Cumhurbaşkanı Recep Tayyip Erdoğan, Küresel İş Forumu’nda yaptığı konuşmada, Irak Kürt Bölgesel Yönetimi’nin referandum kararıyla ilgili, “Irak asla parçalanmamalı dedik bugünde biz aynı noktadayız. Irak’ın toprak bütünlüğünden yanayız. Barzani’ye de ‘böyle bir yanlışın içine girmeyin’ dedik. Ne yazık ki bu yanlışı şu anda yapmış durumdalar. Irak’ta böyle bir bağımsız devlet ilanına taraf değiliz. Orada Türkmenler de Araplar da var. Bütün bunların birlikteliğini bozmaya kimsenin hakkı yok” dedi
Cumhurbaşkanı Recep Tayyip Erdoğan, New York’taki Plaza Otel’de “Bloomberg Küresel İş Forumu”nda konuşma yaptı. Esad’ın Suriye’de 1 milyona yakın vatandaşı öldürdüğünü ifade eden Erdoğan, “Bu bir devlet terörüydü. Bu devlet terörü karşısında dünya sessiz kaldı. Türkiye olarak biz sessiz kalamazdık. Esad’a uyarılarımız olduğu halde dostluğumuzu fırsat bilerek bu uyarıları yaptığımız halde değişen bir şey olmadı. İnsanlar ölüyor ama ses yok. Buna karşı tavrımızı koymak zorundaydık. Gerek dost ülkelerle gerekse uluslararası kuruluşlarla bunu gündeme getirmek ve buna çözüm bulmak durumundaydık. Sonunda Türkiye olarak Müdahil olmak durumunda kaldık” dedi.

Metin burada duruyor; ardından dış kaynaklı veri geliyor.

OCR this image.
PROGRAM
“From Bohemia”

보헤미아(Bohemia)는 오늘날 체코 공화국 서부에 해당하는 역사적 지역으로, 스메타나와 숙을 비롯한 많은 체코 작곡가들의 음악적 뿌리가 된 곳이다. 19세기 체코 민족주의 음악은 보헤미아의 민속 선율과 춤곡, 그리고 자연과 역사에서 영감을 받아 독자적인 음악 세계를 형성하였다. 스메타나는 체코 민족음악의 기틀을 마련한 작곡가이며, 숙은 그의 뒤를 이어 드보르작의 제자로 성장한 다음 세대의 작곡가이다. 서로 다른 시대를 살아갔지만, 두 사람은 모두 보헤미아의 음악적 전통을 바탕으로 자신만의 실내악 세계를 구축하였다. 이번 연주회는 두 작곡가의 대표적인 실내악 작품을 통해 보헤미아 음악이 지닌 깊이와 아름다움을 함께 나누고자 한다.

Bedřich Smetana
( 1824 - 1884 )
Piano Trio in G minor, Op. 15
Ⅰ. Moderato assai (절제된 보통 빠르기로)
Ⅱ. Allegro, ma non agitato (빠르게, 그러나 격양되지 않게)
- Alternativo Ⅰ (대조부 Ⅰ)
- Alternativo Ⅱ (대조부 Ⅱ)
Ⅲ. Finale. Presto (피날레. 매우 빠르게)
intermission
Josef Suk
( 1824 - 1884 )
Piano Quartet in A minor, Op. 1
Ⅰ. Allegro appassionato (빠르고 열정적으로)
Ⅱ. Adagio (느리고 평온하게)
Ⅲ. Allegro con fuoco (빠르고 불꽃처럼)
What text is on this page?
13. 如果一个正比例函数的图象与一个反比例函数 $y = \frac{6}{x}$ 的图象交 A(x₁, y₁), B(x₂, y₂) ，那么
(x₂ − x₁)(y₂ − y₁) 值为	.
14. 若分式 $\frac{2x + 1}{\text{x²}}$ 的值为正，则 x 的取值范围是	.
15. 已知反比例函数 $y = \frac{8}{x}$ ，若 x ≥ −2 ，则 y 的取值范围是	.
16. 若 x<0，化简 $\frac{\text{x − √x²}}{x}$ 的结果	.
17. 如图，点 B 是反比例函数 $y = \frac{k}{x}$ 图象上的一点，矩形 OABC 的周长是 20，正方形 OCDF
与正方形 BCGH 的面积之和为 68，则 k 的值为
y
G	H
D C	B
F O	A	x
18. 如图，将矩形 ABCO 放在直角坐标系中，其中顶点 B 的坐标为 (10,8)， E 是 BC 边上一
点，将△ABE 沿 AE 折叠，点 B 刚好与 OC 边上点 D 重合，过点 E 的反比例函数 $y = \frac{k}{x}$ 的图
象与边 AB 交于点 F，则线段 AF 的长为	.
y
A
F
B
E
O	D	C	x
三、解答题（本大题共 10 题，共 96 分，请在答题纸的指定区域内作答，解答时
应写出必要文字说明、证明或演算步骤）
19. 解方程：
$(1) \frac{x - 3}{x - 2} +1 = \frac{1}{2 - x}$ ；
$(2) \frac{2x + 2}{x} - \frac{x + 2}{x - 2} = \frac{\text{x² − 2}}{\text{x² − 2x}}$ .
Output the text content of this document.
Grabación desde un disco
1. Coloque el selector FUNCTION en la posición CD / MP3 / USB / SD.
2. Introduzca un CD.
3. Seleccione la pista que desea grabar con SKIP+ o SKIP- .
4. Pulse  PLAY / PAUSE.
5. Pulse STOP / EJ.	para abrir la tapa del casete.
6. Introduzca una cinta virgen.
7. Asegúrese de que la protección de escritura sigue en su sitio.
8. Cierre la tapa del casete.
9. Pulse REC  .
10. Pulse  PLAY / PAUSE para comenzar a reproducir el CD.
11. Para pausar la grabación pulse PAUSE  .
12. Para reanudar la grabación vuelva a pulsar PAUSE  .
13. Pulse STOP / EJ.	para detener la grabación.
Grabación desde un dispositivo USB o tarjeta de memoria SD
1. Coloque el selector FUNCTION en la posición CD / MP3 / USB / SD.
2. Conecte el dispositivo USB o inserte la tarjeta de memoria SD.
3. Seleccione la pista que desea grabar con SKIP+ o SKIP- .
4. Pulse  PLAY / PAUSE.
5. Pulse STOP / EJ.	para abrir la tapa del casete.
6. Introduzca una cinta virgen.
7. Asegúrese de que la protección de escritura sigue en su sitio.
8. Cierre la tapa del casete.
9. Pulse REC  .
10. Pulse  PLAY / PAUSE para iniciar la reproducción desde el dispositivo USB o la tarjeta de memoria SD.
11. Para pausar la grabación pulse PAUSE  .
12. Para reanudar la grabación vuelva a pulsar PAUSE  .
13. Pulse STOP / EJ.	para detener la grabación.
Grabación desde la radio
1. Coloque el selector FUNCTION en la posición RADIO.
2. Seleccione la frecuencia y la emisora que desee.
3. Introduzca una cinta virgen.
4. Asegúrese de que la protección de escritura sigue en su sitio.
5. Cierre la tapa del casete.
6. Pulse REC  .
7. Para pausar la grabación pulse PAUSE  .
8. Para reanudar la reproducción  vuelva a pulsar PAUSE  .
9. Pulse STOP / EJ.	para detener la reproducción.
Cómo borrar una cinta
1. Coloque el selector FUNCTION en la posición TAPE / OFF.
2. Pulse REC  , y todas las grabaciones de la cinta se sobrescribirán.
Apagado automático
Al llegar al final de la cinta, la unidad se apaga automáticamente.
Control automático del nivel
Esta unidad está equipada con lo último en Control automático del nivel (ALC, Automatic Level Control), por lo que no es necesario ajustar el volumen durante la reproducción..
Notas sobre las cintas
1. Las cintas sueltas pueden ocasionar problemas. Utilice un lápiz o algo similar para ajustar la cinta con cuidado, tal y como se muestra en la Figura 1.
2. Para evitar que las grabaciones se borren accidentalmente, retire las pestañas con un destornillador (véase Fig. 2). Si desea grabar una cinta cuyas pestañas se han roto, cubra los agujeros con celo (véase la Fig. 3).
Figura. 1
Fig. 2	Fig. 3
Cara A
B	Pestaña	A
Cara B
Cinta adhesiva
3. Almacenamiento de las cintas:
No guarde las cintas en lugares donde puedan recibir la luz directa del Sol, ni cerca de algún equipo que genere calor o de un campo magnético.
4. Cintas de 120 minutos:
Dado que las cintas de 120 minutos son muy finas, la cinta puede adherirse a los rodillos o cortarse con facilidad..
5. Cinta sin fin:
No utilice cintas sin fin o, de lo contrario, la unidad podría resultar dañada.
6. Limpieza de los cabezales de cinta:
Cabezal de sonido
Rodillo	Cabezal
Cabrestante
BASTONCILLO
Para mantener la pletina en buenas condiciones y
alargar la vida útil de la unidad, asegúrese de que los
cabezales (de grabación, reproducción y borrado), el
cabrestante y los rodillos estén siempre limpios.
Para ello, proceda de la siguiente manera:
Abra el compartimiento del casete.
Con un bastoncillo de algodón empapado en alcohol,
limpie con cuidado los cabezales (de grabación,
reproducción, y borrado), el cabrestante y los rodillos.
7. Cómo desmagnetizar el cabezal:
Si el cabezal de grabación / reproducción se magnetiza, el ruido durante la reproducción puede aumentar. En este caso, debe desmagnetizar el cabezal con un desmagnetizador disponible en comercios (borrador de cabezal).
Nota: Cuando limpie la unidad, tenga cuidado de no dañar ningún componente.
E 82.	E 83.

Obama döneminde Amerika’da bu konulara ilişkin görüşme gerçekleştirdiklerini belirten Erdoğan, istenilen sonucun alınmadığını, şu anda Rusya’yla Suriye’ye ilişkin yapılan görüşmelerde ise sonuç alınmak üzere olduğunu söyledi.
“AB verdiği sözü tutmadı”
Cumhurbaşkanı Erdoğan, “En azından biz Cerablus, Rai, Dabık, Bap orada 2 bin kilometrekarelik alanda şu an sükuneti sağladık. Yaklaşık orada yaşayan 100 bin halk Türkiye’den tekrar topraklarına dönme ihtimali buldu. Orada güvenlik, okullar ve sağlık kuruluşlarında bazı adımlar attık. Suriye’nin orada yaşayan halkı huzur bulmuş oldu. Onların tabi bütün gıda ilaç eğitim ve öğretim noktasındaki bütün desteklerini sağlıyoruz. Şuana kadar bizim Suriye’ye verdiğimiz destek 30 milyar doları buldu. Peki bize Avrupa Birliği verdiği sözü tutu mu hayır tutmadı. Şu ana kadar Avrupa Birliği’nin bize vermiş olduğu söz 3+3 6 milyar Euro idi. Fakat bize gelen destek yaklaşık 820 milyon Euro. BM Mülteciler Komiserliğinden gelen ciddi bir şey var mı. Maalesef buradan da gelen 520 milyon dolar civarında destek. Biz buna rağmen Suriye’ye yardım elimizi uzattık. Şu an 3 milyon mülteciye ülkemizde 260 bin konteynır kamplarda bakıyoruz. Bakmaya da devam edeceğiz. Çok farklı bazı çıkış yollarını da arıyoruz, aramaya devam edeceğiz” dedi.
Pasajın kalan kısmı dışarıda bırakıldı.